Der Wiederaufbau veränderte auch die Dimensionen in der Stadtmitte: Engagierten Bürgerinnen und Bürger, die sich mit dem Verlust der historischen Bausubstanz nicht abfinden konnten und wollten, gelang es nach langen Bemühungen, unterstützt durch Firmen- und Privatspenden und die Hilfsbereitschaft namhafter Investoren sowie getragen durch einen breiten Konsens in der Bevölkerung, dass der Marktplatz in seinen alten und vertrauten Dimensionen wiederhergestellt wurde. So konnte bis 1989 u. a. das berühmte Knochenhaueramtshaus und das Bäkkeramtshaus neu erstehen, ebenso die Fassade des einstigen Wedekindhauses und des Wollenweber-Gildehauses.

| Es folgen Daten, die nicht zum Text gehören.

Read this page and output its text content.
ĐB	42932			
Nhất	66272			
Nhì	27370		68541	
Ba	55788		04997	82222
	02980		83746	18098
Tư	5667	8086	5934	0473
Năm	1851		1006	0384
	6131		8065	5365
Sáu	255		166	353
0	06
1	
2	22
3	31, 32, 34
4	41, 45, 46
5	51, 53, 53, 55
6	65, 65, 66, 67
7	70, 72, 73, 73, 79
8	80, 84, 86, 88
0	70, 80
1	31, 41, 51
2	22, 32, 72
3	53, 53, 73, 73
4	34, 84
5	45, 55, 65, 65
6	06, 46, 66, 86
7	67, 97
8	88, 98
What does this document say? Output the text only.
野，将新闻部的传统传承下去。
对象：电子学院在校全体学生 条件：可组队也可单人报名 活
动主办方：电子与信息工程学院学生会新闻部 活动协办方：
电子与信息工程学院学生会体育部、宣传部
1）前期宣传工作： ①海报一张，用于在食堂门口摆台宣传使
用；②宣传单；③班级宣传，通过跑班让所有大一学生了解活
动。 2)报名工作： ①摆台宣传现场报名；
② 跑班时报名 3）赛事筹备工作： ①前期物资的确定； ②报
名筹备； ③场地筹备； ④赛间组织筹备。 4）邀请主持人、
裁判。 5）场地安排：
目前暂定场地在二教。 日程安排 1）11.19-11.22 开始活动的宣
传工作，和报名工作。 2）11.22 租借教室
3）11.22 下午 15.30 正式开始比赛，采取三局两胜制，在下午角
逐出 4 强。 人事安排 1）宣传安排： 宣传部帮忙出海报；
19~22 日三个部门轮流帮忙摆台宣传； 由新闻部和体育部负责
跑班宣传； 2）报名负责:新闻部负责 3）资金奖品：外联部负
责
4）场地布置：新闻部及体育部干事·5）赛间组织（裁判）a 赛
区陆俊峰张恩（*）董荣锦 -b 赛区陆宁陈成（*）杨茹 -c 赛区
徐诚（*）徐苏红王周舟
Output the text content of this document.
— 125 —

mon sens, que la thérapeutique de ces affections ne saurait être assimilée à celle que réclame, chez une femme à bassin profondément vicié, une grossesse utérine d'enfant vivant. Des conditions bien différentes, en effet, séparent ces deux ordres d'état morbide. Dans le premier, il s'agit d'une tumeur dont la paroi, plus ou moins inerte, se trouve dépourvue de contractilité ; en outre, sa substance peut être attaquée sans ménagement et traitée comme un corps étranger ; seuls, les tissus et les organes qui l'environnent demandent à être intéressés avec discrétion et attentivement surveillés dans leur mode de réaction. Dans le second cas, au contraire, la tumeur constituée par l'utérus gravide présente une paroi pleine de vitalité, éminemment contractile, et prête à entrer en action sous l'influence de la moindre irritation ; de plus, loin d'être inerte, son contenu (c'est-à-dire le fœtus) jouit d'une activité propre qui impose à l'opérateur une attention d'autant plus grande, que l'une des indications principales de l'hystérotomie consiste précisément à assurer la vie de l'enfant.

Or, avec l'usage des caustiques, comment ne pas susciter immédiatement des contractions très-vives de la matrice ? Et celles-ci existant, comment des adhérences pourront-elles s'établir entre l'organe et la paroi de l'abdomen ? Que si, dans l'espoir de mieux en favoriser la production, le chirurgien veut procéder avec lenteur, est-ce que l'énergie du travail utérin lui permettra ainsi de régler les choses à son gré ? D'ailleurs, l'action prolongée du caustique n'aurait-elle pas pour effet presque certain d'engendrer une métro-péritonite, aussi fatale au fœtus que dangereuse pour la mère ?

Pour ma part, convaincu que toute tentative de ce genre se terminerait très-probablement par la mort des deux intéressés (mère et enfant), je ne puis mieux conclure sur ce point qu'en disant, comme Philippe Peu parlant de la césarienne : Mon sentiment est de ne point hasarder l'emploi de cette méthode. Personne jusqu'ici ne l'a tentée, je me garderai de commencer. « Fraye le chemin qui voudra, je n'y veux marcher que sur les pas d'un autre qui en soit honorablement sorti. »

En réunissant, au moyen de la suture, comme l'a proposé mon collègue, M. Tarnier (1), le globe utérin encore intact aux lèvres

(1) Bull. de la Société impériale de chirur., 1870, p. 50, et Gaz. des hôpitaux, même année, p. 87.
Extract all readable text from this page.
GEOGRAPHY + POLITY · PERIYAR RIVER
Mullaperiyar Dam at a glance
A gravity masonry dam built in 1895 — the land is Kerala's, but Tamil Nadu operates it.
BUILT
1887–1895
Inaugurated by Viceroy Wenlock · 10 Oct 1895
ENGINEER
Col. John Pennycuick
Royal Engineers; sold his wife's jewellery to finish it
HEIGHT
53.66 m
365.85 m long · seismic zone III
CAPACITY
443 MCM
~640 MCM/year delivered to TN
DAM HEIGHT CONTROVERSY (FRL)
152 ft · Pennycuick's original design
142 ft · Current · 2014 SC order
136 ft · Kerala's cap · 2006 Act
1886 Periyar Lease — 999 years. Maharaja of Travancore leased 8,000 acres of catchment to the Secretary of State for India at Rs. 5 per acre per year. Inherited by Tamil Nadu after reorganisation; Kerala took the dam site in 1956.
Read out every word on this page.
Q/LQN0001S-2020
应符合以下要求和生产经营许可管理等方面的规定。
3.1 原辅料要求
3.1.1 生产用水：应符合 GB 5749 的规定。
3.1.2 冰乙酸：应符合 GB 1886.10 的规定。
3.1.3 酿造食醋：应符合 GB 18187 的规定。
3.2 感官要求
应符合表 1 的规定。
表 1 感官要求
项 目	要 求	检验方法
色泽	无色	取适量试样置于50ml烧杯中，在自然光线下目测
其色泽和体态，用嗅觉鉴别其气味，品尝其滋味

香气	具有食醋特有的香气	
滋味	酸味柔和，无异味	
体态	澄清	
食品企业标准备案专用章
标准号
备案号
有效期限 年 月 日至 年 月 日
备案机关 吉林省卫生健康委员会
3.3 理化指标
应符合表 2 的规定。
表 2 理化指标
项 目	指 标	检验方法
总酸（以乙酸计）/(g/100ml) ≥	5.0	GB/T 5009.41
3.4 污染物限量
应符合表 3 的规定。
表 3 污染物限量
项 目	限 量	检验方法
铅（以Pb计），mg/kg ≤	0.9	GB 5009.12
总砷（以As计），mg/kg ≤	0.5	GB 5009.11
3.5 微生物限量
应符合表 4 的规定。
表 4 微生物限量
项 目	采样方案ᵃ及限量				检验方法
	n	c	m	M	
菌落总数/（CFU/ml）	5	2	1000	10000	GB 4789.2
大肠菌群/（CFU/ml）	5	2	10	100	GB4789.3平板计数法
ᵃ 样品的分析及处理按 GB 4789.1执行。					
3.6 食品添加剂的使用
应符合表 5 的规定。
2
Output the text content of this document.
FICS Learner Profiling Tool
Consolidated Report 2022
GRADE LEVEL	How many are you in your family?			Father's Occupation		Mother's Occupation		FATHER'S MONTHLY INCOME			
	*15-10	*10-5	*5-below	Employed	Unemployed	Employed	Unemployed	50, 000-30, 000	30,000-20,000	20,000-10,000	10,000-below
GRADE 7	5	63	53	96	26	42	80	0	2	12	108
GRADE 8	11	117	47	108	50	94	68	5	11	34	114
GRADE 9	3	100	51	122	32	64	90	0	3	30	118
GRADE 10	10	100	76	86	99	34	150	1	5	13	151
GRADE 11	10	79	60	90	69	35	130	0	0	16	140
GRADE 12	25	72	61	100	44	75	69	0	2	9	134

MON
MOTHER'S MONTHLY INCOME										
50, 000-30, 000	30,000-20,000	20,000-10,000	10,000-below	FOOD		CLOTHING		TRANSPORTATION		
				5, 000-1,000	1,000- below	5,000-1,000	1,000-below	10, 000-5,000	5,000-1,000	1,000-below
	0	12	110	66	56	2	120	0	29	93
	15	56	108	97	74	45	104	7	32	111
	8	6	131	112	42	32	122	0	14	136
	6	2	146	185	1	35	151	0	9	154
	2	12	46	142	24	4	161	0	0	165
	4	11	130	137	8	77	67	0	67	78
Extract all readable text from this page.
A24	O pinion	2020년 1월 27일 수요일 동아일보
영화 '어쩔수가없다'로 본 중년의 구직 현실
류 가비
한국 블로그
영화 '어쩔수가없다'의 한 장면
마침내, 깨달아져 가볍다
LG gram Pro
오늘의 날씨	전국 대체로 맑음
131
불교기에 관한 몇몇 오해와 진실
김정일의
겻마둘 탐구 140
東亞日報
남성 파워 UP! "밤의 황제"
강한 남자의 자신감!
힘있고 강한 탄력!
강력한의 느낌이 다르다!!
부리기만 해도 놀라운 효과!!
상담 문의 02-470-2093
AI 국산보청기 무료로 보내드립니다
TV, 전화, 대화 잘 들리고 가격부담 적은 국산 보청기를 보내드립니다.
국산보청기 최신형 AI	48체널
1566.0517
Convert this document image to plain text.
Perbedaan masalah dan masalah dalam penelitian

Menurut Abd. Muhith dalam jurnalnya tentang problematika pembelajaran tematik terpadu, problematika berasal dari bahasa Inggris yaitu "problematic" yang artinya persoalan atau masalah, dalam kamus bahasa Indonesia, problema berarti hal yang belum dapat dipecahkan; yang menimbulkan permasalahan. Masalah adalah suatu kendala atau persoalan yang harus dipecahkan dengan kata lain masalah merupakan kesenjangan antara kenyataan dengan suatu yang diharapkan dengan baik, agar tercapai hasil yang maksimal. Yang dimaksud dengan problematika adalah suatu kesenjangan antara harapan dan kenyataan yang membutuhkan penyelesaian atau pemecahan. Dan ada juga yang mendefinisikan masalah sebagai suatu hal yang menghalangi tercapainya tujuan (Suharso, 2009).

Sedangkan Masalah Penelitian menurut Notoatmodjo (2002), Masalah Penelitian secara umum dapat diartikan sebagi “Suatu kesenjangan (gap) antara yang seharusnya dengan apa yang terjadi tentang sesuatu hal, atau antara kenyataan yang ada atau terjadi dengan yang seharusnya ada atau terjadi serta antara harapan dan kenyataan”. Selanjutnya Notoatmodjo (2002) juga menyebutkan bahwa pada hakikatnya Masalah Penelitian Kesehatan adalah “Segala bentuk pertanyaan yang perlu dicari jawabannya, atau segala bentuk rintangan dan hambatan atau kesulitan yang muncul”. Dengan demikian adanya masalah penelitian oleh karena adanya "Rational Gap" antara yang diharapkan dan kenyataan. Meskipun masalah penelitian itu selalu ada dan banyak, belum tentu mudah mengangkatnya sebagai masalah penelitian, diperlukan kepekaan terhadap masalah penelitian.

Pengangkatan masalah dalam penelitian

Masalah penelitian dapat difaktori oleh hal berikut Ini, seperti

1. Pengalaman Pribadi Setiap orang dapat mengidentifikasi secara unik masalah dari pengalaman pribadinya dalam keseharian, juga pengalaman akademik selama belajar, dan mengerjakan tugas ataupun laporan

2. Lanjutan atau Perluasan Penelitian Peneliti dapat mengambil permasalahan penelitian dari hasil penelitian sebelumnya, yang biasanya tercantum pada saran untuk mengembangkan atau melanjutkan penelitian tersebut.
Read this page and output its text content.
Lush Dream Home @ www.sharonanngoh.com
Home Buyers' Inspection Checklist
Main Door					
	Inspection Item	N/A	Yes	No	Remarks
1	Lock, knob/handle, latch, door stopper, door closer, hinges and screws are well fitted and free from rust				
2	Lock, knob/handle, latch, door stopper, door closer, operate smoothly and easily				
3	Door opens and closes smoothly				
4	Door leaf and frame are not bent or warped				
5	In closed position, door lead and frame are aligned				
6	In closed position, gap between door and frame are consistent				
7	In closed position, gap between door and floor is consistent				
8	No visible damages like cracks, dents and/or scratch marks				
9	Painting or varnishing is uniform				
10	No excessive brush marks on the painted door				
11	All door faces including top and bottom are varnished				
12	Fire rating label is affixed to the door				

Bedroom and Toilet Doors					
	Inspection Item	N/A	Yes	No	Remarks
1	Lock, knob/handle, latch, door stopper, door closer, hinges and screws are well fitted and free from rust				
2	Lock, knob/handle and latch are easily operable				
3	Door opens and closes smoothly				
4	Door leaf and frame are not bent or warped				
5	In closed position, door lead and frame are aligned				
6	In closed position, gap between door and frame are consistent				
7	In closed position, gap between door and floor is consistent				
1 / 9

Der in den achtziger Jahren so erfolgreich beschrittene Weg fand Nachahmung: Eine geradezu sprichwörtlicher Bürgersinn machte es möglich, den Andreaskirchturm mit einem Treppenaufgang zu versehen. 1998 konnte die berühmte steinerne Renaissancefassade des einstigen Kaiserhauses unterstützt durch eine Bürgerinitiative und der Hilfe von verständnisvollen Investoren wiederhergestellt werden. Der vom Zerfall bedrohte "Gelbe Turm" auf dem Galgenberg, einst als Aussichtsturm errichtet, wurde ebenso, getragen von einer Gruppe engagierter Menschen, gesichert und wird zum Nutzen der Bürgerinnen und Bürger nun als Sternwarte genutzt.

Eine weitere Initiative hat 2007 die Wiederherstellung des Lambertikirchturmes in ursprünglicher Höhe umgesetzt. 2009/10 erfolgte der Wiederaufbau des "Umgestülpten Zuckerhutes".